The case of the day is Baek v. Radish Media, Inc. (C.D. Cal. 2018). Radish “provides a meeting place for fiction readers seeking unique content and writers with fresh voices on human issues looking to reach people outside of the traditional publishing house model.” I’m not sure what this means, but it sounds a bit like the Manutius publishing house from Foucault’s Pendulum. Anyway, Paul Baek sued Seung Yoon Lee, a South Korean resident, who was the CEO of Radish, apparently for wrongful termination, though the claim isn’t entirely clear. Baek brought his claim in the California state court. Baek served process by mailing the summons to Radish’s office in New York. The defendants then removed the case to federal court, and Lee moved to dismiss for insufficient service of process.
The court quashed the service. Its discussion is confused. The decision seems to suggest that the service was bad because Baek had to serve process under the Hague Service Convention. But this is to suggest that the Convention is (in the parlance of the Hague Conference) mandatory. In fact, it is exclusive but non-mandatory: it applies only when the summons is to be transmitted abroad. Here, the summons was not transmitted abroad, so the real question is whether the service was sufficient under California law—a question the judge doesn’t really address.

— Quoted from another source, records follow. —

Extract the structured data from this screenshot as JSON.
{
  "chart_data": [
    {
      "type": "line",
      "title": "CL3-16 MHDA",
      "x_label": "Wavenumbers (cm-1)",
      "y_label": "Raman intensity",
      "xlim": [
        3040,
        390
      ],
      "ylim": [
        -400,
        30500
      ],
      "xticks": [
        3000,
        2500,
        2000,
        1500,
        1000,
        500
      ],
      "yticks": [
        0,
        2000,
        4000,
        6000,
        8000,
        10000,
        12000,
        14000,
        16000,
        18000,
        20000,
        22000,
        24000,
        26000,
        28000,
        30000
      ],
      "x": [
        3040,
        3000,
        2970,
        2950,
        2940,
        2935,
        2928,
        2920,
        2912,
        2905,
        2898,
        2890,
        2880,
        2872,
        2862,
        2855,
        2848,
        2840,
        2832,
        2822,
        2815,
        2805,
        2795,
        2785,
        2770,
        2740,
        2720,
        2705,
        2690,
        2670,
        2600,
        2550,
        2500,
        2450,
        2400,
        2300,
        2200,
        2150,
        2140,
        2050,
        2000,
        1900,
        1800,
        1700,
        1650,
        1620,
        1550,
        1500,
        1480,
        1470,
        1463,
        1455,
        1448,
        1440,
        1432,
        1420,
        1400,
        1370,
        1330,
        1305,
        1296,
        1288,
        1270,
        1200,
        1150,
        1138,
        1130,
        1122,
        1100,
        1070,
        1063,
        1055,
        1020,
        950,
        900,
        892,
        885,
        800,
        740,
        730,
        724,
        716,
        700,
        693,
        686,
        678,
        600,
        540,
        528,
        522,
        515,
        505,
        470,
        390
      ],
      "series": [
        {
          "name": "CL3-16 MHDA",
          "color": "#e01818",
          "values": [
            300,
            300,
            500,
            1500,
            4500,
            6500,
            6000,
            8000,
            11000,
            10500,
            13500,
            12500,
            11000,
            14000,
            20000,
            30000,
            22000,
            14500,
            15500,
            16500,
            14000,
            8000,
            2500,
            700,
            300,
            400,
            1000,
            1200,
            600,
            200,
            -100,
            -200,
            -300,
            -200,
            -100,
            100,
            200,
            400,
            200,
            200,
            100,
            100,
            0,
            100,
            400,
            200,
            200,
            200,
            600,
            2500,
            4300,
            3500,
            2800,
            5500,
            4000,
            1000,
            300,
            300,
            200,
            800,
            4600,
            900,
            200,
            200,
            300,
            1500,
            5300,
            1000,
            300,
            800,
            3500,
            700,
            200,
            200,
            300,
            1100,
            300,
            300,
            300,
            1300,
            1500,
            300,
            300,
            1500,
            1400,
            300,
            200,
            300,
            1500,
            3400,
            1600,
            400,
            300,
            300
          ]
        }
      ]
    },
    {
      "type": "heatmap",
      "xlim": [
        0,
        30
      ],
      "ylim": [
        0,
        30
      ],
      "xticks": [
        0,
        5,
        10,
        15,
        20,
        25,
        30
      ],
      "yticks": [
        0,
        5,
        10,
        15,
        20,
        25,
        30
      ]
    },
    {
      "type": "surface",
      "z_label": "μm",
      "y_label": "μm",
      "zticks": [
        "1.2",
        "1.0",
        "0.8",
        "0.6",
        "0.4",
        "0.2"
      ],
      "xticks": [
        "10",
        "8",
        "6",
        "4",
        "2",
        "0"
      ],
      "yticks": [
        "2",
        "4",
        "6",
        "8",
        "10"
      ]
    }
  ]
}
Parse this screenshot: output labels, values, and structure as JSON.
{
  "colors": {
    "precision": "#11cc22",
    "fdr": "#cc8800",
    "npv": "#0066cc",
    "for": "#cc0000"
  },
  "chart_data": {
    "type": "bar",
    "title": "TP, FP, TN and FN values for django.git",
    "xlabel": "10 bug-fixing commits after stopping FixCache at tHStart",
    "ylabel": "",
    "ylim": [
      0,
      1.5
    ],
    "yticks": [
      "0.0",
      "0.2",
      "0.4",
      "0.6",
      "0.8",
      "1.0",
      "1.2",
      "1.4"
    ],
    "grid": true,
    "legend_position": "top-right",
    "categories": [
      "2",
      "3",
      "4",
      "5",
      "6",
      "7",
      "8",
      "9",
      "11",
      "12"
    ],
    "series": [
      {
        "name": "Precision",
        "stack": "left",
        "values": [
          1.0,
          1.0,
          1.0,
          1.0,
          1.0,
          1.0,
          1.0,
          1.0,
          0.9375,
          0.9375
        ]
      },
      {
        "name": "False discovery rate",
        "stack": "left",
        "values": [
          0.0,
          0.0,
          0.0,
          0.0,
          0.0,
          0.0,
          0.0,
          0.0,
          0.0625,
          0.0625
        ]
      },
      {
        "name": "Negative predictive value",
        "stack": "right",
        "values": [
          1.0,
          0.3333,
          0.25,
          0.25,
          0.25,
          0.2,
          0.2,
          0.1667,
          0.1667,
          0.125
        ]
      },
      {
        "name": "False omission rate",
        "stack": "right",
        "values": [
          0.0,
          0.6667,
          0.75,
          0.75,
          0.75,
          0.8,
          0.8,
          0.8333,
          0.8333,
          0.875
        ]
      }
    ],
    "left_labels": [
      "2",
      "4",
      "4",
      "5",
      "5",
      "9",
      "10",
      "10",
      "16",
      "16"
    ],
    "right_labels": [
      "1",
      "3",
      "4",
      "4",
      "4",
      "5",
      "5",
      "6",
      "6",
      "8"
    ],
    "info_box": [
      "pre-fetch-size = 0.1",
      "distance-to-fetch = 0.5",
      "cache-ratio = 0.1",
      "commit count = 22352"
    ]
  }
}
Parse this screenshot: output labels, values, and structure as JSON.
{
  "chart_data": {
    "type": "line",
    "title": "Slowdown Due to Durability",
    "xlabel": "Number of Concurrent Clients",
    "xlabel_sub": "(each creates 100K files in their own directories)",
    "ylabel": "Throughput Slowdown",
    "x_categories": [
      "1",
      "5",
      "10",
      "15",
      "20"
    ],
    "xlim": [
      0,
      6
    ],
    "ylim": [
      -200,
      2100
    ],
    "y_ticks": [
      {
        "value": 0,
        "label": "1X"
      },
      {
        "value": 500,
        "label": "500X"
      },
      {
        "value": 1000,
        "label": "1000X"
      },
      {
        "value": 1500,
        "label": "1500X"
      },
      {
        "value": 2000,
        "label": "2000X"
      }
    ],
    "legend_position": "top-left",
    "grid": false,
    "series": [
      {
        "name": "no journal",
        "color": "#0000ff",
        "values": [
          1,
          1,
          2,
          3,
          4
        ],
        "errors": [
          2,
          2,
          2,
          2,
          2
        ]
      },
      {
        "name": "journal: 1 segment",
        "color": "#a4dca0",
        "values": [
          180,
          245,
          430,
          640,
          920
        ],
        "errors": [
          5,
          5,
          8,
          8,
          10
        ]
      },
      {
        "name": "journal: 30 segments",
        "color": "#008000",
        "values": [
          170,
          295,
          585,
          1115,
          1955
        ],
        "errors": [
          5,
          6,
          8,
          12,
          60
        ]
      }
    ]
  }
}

In other words: you can say that service is bad because it violates the Convention if the plaintiff attempted to send the summons abroad in a forbidden way, but not if the plaintiff attempted to serve the defendant by delivering the summons to some recipient in the United States. The Convention has to do with the place where the service is made, not the place where the defendant resides or is found.
All this said, it may well be that the decision is correct. It’s not clear that California law would allow service on a foreign national by delivering the documents to the US office of a business with which he’s associated but that is (apparently) not his usual place of business.